Milly sedang duduk termenung di sofa. Matanya memandang ke arah televisi, tapi pikirannya berkelana ke mana-mana.
Ia teringat pada putra semata wayangnya yang tidak suka pulang ke rumahnya. Ben lebih suka tidur di rumahnya daripada harus menemaninya di rumah ini.
Selama gadis, Milly memang terbiasa tinggal sebatang kara di rumahnya ini. Namun, setelah Nicholas, suaminya meninggal, ia tidak suka tinggal sendirian.
Milly berharap jika Ben mau pulang dan menemaninya di sini supaya ia tidak kesepian. Selama dua puluh dua tahun ia mengurus dan membesarkan Ben tanpa suami. Ia sudah terbiasa mendengar ocehan Ben dan tingkah lakunya yang menggemaskan.
Kini Ben sudah menjadi seorang bujang yang ternyata cukup digandrungi oleh para wanita. Milly tahu jika putranya itu memiliki banyak kekasih. Namun, Milly berharap jika Ben akan segera menemukan cinta sejatinya.
Sudah beberapa kali Milly mengirimi Ben pesan singkat dan beberapa panggilan yang tidak dijawab oleh Ben. Hati Milly sedih karena putranya sekarang lebih senang sibuk di dunianya sendiri daripada menemaninya di rumah walau hanya sebentar saja.
Milly pun menatap foto suaminya di layar ponselnya. Wajah Nicholas akan selalu ia kenang meski dua puluh dua tahun sudah pria itu pergi meninggalkannya.
Saat itu, Milly sedang hamil Ben. Preston menculiknya dan hendak memerkosanya. Namun, Nicholas berhasil menemukannya. Saat mereka hendak kabur dari sana, tiba-tiba Preston menyusul dan kemudian menusuk Nicholas hingga ia terjatuh ke jurang.

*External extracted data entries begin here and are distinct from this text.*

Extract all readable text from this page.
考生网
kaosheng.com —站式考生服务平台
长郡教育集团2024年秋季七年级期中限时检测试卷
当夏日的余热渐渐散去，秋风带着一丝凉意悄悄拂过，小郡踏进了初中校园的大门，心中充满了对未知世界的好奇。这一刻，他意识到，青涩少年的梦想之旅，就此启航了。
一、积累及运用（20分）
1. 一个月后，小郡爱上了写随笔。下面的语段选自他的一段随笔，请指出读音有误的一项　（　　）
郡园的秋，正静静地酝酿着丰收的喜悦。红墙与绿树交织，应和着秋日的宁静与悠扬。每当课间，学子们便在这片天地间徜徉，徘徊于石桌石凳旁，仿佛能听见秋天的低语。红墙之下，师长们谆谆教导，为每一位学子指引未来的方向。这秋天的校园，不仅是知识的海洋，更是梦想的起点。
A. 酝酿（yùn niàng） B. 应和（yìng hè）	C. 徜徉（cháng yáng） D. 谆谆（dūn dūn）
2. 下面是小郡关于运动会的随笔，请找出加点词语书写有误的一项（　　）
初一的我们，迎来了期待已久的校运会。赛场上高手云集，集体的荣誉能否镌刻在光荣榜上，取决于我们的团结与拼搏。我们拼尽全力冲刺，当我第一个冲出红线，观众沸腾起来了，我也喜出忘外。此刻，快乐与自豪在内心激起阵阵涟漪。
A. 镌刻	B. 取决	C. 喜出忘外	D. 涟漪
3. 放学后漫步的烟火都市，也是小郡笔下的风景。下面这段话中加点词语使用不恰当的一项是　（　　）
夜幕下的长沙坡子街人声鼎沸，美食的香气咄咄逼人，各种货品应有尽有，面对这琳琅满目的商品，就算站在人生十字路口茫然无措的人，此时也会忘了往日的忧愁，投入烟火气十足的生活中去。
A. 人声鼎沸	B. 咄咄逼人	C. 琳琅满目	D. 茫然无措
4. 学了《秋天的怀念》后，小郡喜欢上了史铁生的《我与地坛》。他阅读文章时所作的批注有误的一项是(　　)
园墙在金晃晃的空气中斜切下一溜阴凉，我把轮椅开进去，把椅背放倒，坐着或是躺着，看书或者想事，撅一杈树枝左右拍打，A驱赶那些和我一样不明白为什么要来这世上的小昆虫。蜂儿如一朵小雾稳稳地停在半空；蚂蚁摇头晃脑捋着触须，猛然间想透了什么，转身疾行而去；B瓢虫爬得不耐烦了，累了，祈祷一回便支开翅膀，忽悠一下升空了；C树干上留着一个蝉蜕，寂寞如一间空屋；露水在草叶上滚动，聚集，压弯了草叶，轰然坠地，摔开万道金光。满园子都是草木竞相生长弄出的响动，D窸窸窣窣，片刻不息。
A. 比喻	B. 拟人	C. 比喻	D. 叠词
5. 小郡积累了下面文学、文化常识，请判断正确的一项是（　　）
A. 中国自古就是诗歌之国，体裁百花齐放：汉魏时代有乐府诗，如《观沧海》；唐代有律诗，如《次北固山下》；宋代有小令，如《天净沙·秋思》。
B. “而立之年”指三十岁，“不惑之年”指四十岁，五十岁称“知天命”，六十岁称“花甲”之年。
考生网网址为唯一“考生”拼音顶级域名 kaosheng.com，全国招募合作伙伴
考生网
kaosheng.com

Hingga saat ini, tubuh Nicholas tidak pernah ditemukan. Semua orang telah menganggap Nicholas telah meninggal, tapi jauh dalam lubuk hati Milly yang paling dalam, Nicholas mungkin masih hidup dan selamat.
Kemungkinan itu sangat kecil. Buktinya hingga dua puluh tahun berlalu dan Nicholas tidak pernah muncul dalam hidupnya.
Ben selalu menyuruh Milly untuk menerima cinta Liam dan menjadikannya sebagai suami pengganti Nicholas. Hal itu mustahil. Bagi Milly, Liam hanyalah seorang teman, sahabat.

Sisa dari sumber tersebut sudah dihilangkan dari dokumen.